Georgia Cardholders Would Benefit 12th Most from Interest Rate Declines

Staff Report From Georgia CEO

Wednesday, February 28th, 2024

From the beginning of 2022 to the end of 2023, credit card APRs spiked from 16.6% to 22.8%. For credit card users who do not settle their balances in full each month, these elevated interest rates can lead to a rapid compounding of the total amount owed. Nationally, nearly 43% of adults acknowledge occasionally carrying a balance and incurring interest on their credit cards—an audience that stands to gain the most from future interest rate declines that are expected in 2024. However, variations in consumer credit utilization and their propensity to accrue interest mean certain states are experiencing the impact of elevated interest rates more than others.

To determine which states would benefit most from credit card interest rate declines, researchers calculated—by state—the percentage of survey respondents who reported sometimes carrying a credit card balance, and subsequently paying interest.

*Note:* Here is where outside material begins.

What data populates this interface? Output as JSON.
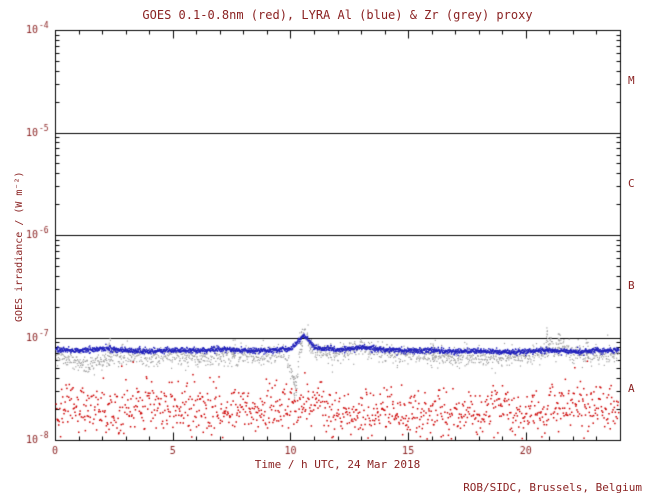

These are the key takeaways from the report, highlighting some key stats for Georgia:

  • Total credit card debt in the U.S. surpassed $1 trillion for the first time in 2022, and throughout that year, card issuers levied over $130 billion in interest and fees. This equates to more than $1,000 in credit card interest and fees per U.S. household.

  • In Georgia, 46.5% of cardholders sometimes carry a balance and pay interest on their credit card.

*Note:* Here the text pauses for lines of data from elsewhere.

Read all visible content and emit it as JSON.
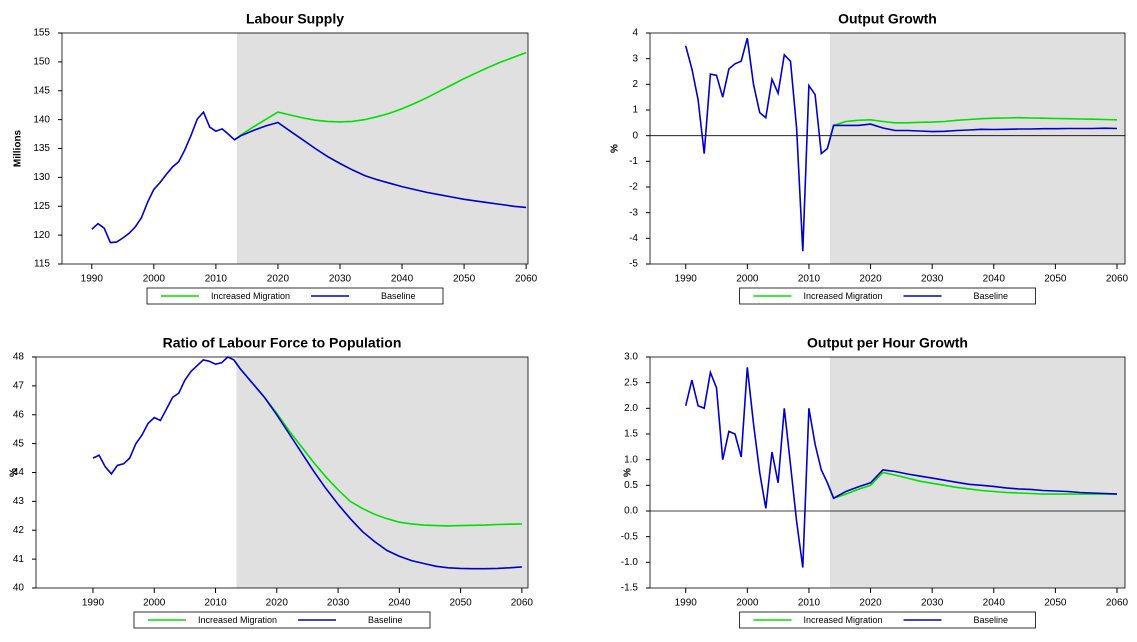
{
  "chart_data": [
    {
      "type": "line",
      "title": "Labour Supply",
      "y_label": "Millions",
      "xlim": [
        1985.2,
        2060.3
      ],
      "ylim": [
        115,
        155
      ],
      "xticks": [
        1990,
        2000,
        2010,
        2020,
        2030,
        2040,
        2050,
        2060
      ],
      "yticks": [
        115,
        120,
        125,
        130,
        135,
        140,
        145,
        150,
        155
      ],
      "shade_from": 2013.4,
      "shade_color": "#e0e0e0",
      "x": [
        1990,
        1991,
        1992,
        1993,
        1994,
        1995,
        1996,
        1997,
        1998,
        1999,
        2000,
        2001,
        2002,
        2003,
        2004,
        2005,
        2006,
        2007,
        2008,
        2009,
        2010,
        2011,
        2012,
        2013,
        2014,
        2016,
        2018,
        2020,
        2022,
        2024,
        2026,
        2028,
        2030,
        2032,
        2034,
        2036,
        2038,
        2040,
        2042,
        2044,
        2046,
        2048,
        2050,
        2052,
        2054,
        2056,
        2058,
        2060
      ],
      "series": [
        {
          "name": "Increased Migration",
          "color": "#00e000",
          "values": [
            null,
            null,
            null,
            null,
            null,
            null,
            null,
            null,
            null,
            null,
            null,
            null,
            null,
            null,
            null,
            null,
            null,
            null,
            null,
            null,
            null,
            null,
            null,
            136.5,
            137.3,
            138.7,
            140.0,
            141.3,
            140.8,
            140.3,
            139.9,
            139.7,
            139.6,
            139.7,
            140.0,
            140.5,
            141.1,
            141.9,
            142.8,
            143.8,
            144.9,
            146.0,
            147.1,
            148.1,
            149.1,
            150.0,
            150.8,
            151.6
          ]
        },
        {
          "name": "Baseline",
          "color": "#0000cc",
          "values": [
            121,
            122,
            121.2,
            118.7,
            118.8,
            119.5,
            120.3,
            121.4,
            123,
            125.7,
            127.9,
            129.1,
            130.5,
            131.8,
            132.7,
            134.8,
            137.3,
            140.1,
            141.3,
            138.7,
            138,
            138.4,
            137.5,
            136.5,
            137.2,
            138.1,
            138.9,
            139.5,
            138.0,
            136.5,
            135.0,
            133.6,
            132.4,
            131.3,
            130.3,
            129.6,
            129.0,
            128.4,
            127.9,
            127.4,
            127.0,
            126.6,
            126.2,
            125.9,
            125.6,
            125.3,
            125.0,
            124.8
          ]
        }
      ]
    },
    {
      "type": "line",
      "title": "Output Growth",
      "y_label": "%",
      "xlim": [
        1984.2,
        2061.3
      ],
      "ylim": [
        -5,
        4
      ],
      "xticks": [
        1990,
        2000,
        2010,
        2020,
        2030,
        2040,
        2050,
        2060
      ],
      "yticks": [
        -5,
        -4,
        -3,
        -2,
        -1,
        0,
        1,
        2,
        3,
        4
      ],
      "shade_from": 2013.4,
      "shade_color": "#e0e0e0",
      "zero_line": true,
      "x": [
        1990,
        1991,
        1992,
        1993,
        1994,
        1995,
        1996,
        1997,
        1998,
        1999,
        2000,
        2001,
        2002,
        2003,
        2004,
        2005,
        2006,
        2007,
        2008,
        2009,
        2010,
        2011,
        2012,
        2013,
        2014,
        2016,
        2018,
        2020,
        2022,
        2024,
        2026,
        2028,
        2030,
        2032,
        2034,
        2036,
        2038,
        2040,
        2042,
        2044,
        2046,
        2048,
        2050,
        2052,
        2054,
        2056,
        2058,
        2060
      ],
      "series": [
        {
          "name": "Increased Migration",
          "color": "#00e000",
          "values": [
            null,
            null,
            null,
            null,
            null,
            null,
            null,
            null,
            null,
            null,
            null,
            null,
            null,
            null,
            null,
            null,
            null,
            null,
            null,
            null,
            null,
            null,
            null,
            -0.5,
            0.4,
            0.55,
            0.6,
            0.62,
            0.55,
            0.5,
            0.5,
            0.52,
            0.53,
            0.55,
            0.6,
            0.63,
            0.66,
            0.68,
            0.69,
            0.7,
            0.69,
            0.68,
            0.67,
            0.66,
            0.65,
            0.64,
            0.63,
            0.62
          ]
        },
        {
          "name": "Baseline",
          "color": "#0000cc",
          "values": [
            3.5,
            2.6,
            1.4,
            -0.7,
            2.4,
            2.35,
            1.5,
            2.6,
            2.8,
            2.9,
            3.8,
            2.0,
            0.9,
            0.7,
            2.2,
            1.65,
            3.15,
            2.9,
            0.3,
            -4.5,
            1.95,
            1.6,
            -0.7,
            -0.5,
            0.4,
            0.4,
            0.4,
            0.45,
            0.3,
            0.2,
            0.2,
            0.18,
            0.16,
            0.17,
            0.2,
            0.22,
            0.25,
            0.24,
            0.25,
            0.26,
            0.26,
            0.27,
            0.27,
            0.28,
            0.28,
            0.28,
            0.29,
            0.28
          ]
        }
      ]
    },
    {
      "type": "line",
      "title": "Ratio of Labour Force to Population",
      "y_label": "%",
      "xlim": [
        1980.7,
        2061
      ],
      "ylim": [
        40,
        48
      ],
      "xticks": [
        1990,
        2000,
        2010,
        2020,
        2030,
        2040,
        2050,
        2060
      ],
      "yticks": [
        40,
        41,
        42,
        43,
        44,
        45,
        46,
        47,
        48
      ],
      "shade_from": 2013.4,
      "shade_color": "#e0e0e0",
      "x": [
        1990,
        1991,
        1992,
        1993,
        1994,
        1995,
        1996,
        1997,
        1998,
        1999,
        2000,
        2001,
        2002,
        2003,
        2004,
        2005,
        2006,
        2007,
        2008,
        2009,
        2010,
        2011,
        2012,
        2013,
        2014,
        2016,
        2018,
        2020,
        2022,
        2024,
        2026,
        2028,
        2030,
        2032,
        2034,
        2036,
        2038,
        2040,
        2042,
        2044,
        2046,
        2048,
        2050,
        2052,
        2054,
        2056,
        2058,
        2060
      ],
      "series": [
        {
          "name": "Increased Migration",
          "color": "#00e000",
          "values": [
            null,
            null,
            null,
            null,
            null,
            null,
            null,
            null,
            null,
            null,
            null,
            null,
            null,
            null,
            null,
            null,
            null,
            null,
            null,
            null,
            null,
            null,
            null,
            47.9,
            47.6,
            47.1,
            46.6,
            46.05,
            45.45,
            44.9,
            44.35,
            43.85,
            43.4,
            43.0,
            42.75,
            42.55,
            42.4,
            42.28,
            42.22,
            42.18,
            42.16,
            42.15,
            42.16,
            42.17,
            42.18,
            42.2,
            42.21,
            42.22
          ]
        },
        {
          "name": "Baseline",
          "color": "#0000cc",
          "values": [
            44.5,
            44.6,
            44.2,
            43.95,
            44.25,
            44.3,
            44.5,
            45.0,
            45.3,
            45.7,
            45.9,
            45.8,
            46.2,
            46.6,
            46.75,
            47.2,
            47.5,
            47.7,
            47.9,
            47.85,
            47.75,
            47.8,
            48.0,
            47.9,
            47.6,
            47.1,
            46.6,
            46.0,
            45.35,
            44.7,
            44.05,
            43.45,
            42.9,
            42.4,
            41.95,
            41.6,
            41.3,
            41.1,
            40.95,
            40.85,
            40.75,
            40.7,
            40.68,
            40.67,
            40.67,
            40.68,
            40.7,
            40.73
          ]
        }
      ]
    },
    {
      "type": "line",
      "title": "Output per Hour Growth",
      "y_label": "%",
      "xlim": [
        1984.2,
        2061.3
      ],
      "ylim": [
        -1.5,
        3
      ],
      "xticks": [
        1990,
        2000,
        2010,
        2020,
        2030,
        2040,
        2050,
        2060
      ],
      "yticks": [
        {
          "value": -1.5,
          "label": "-1.5"
        },
        {
          "value": -1,
          "label": "-1.0"
        },
        {
          "value": -0.5,
          "label": "-0.5"
        },
        {
          "value": 0,
          "label": "0.0"
        },
        {
          "value": 0.5,
          "label": "0.5"
        },
        {
          "value": 1,
          "label": "1.0"
        },
        {
          "value": 1.5,
          "label": "1.5"
        },
        {
          "value": 2,
          "label": "2.0"
        },
        {
          "value": 2.5,
          "label": "2.5"
        },
        {
          "value": 3,
          "label": "3.0"
        }
      ],
      "shade_from": 2013.4,
      "shade_color": "#e0e0e0",
      "zero_line": true,
      "x": [
        1990,
        1991,
        1992,
        1993,
        1994,
        1995,
        1996,
        1997,
        1998,
        1999,
        2000,
        2001,
        2002,
        2003,
        2004,
        2005,
        2006,
        2007,
        2008,
        2009,
        2010,
        2011,
        2012,
        2013,
        2014,
        2016,
        2018,
        2020,
        2022,
        2024,
        2026,
        2028,
        2030,
        2032,
        2034,
        2036,
        2038,
        2040,
        2042,
        2044,
        2046,
        2048,
        2050,
        2052,
        2054,
        2056,
        2058,
        2060
      ],
      "series": [
        {
          "name": "Increased Migration",
          "color": "#00e000",
          "values": [
            null,
            null,
            null,
            null,
            null,
            null,
            null,
            null,
            null,
            null,
            null,
            null,
            null,
            null,
            null,
            null,
            null,
            null,
            null,
            null,
            null,
            null,
            null,
            0.55,
            0.25,
            0.33,
            0.42,
            0.5,
            0.75,
            0.7,
            0.64,
            0.58,
            0.54,
            0.5,
            0.46,
            0.43,
            0.4,
            0.38,
            0.36,
            0.35,
            0.34,
            0.33,
            0.33,
            0.33,
            0.33,
            0.33,
            0.33,
            0.33
          ]
        },
        {
          "name": "Baseline",
          "color": "#0000cc",
          "values": [
            2.05,
            2.55,
            2.05,
            2.0,
            2.7,
            2.4,
            1.0,
            1.55,
            1.5,
            1.05,
            2.8,
            1.7,
            0.75,
            0.05,
            1.15,
            0.55,
            2.0,
            0.9,
            -0.2,
            -1.1,
            2.0,
            1.3,
            0.8,
            0.55,
            0.25,
            0.38,
            0.47,
            0.55,
            0.8,
            0.77,
            0.72,
            0.68,
            0.64,
            0.6,
            0.56,
            0.52,
            0.5,
            0.48,
            0.45,
            0.43,
            0.42,
            0.4,
            0.39,
            0.38,
            0.36,
            0.35,
            0.34,
            0.33
          ]
        }
      ]
    }
  ]
}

  • Some engage in other costly credit card behaviors as well: 39.6% of Georgia cardholders say they sometimes only make the minimum payment, while 16.3% use it for cash advances.

  • The states where larger percentages of cardholders sometimes carry a balance and accrue interest are the states whose residents would benefit most from declining interest rates.

  • Overall, Georgia has the 12th largest share of cardholders who sometimes carry a balance and pay interest on their credit cards.

Despite increased costs and high interest rates, U.S. households have not been deterred from spending their money. According to the Bureau of Economic Analysis, consumer spending¹ in the U.S. increased by 24.1% from the first quarter of 2021 to the last quarter of 2023, which, in turn, led to a notable uptick in credit usage.

Total credit card debt² in the U.S. surpassed $1 trillion for the first time in 2022, and throughout that year, card issuers levied over $130 billion in interest and fees. This equates to more than $1,000 in credit card interest and fees per U.S. household. However, variations in consumer credit utilization and their propensity to accrue interest — most commonly by not paying off their bill in full each month — have created disparities among states. Because of this, certain states are experiencing the impact of elevated interest rates more than others.